Les Expériences érotiques de Frankenstein – un film fou, libre et enfiévré d’un cinéaste en pleine maîtrise de son art, une œuvre importante dans l’abondante filmographie de Jess Franco.
Fernand Garcia
Les Expériences érotiques de Frankenstein magnifique édition d’Artus Films (combo DVD/Blu-ray) avec des suppléments formidables : La malédiction de Frankenstein par Alain Petit. Grand connaisseur de l’œuvre de Jess Franco, Alain Petit classe le film dans une trilogie avec Dracula prisonnier de Frankenstein et La fille de Dracula, hommage à la période classique de l’Universal (30 minutes).

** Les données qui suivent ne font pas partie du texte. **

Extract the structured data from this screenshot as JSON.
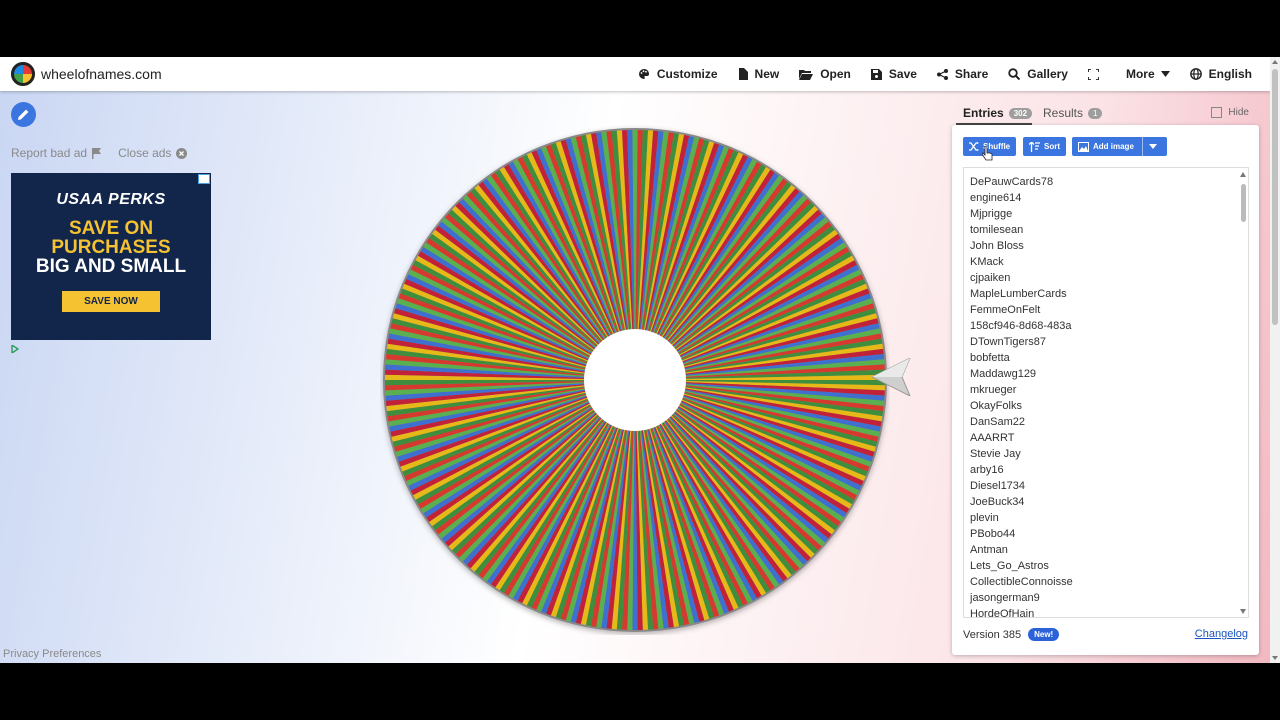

Robert de Nesle, par Alain Petit. Il évoque la carrière du producteur de ses débuts à sa disparition en 1978. Robert de Nesle a produit et distribué Mario Bava, Riccardo Freda, Georges Franju, plus de cent films, péplum, comédie, érotique, porno, du cinéma populaire. Petit revient longuement sur l’éparpillement de son catalogue après sa mort, une mine d’informations sur ce producteur méconnu (23 minutes).
Un complément d’importance est le montage espagnol du film de Jess Franco. La maldicion de Frankenstein, pour des raisons de censure espagnole, le producteur retire les scènes de nu, résultat: le métrage devient trop court. Pour obtenir un métrage acceptable pour l’exploitation, Jess Franco tourne des scènes additionnelles avec Lina Romay, absentes de la version originale. La muse de Franco incarne Esmeralda. Certains plans sont différents, ainsi la cape de Melissa recouvre au maximum sa nudité, d’autres ont carrément disparu et dans la grande séquence de fouettage au milieu des pointes, les protagonistes sont habillés. Le contraste a été augmenté afin que disparaisse le peu de chair dénudée restante. Les scènes avec Lina Romay n’apportent pas grand-chose à l’intrigue. Cette version d’où l’érotisme a été gommé prouve que cette dimension est partie intégrante et indissociable de l’œuvre. Son absence s’apparente à une sorte d’émasculation artistique (VOSTF, 81 minutes).
Un superbe diaporama d’affiches et de photos du film. Et enfin les films-annonces de la très riche collection Jess Franco d’Artus Films (Les Expériences érotiques de Frankenstein, La Fille de Dracula, Les démons, Tender Flesh, Le Miroir obscène, Les inassouvies, Sumuru, la cité sans hommes, La Comtesse perverse, Célestine, bonne à tout faire, Plaisir à 3, Vénus in Furs).
Les Expériences érotiques de Frankenstein / Les Plaisirs de la nuit/ La Fille du docteur Frankenstein / La Malédiction de Frankenstein (La malédiction de Frankenstein) un film de Jess Franco avec Avec Howard Vernon, Anne Libert, Beatriz Savón, Dennis Price, Alberto Dalbes, Daniel White, Britt Nichols, Jess Franco, Luis Barboo… Scénario : Jess Franco. Directeur de la photographie : Raul Artigot. Décor : Jean d’Eaubonne (non crédité au générique). Montage : Roberto Fandino. Musique : Vladimir Cosma, Vincent Gemignani, Robert Hermel, Armando Sciascia et Daniel White. Producteur : Robert de Nesle. Production : Comptoir Français du Film Production (Paris) – Fenix Film (Madrid). France – Espagne. 1972. 74 minutes (81 minutes pour la version espagnole). Couleur (Eastmancolor). 35 mm. Format image : 2.35 :1. 16/9e compatible 4/3. Master HD restaurés. Son Dolby Digital. Version française et version espagnole sous-titrée en Français pour La Maldicion de Frankenstein. Interdit aux moins de 16 ans.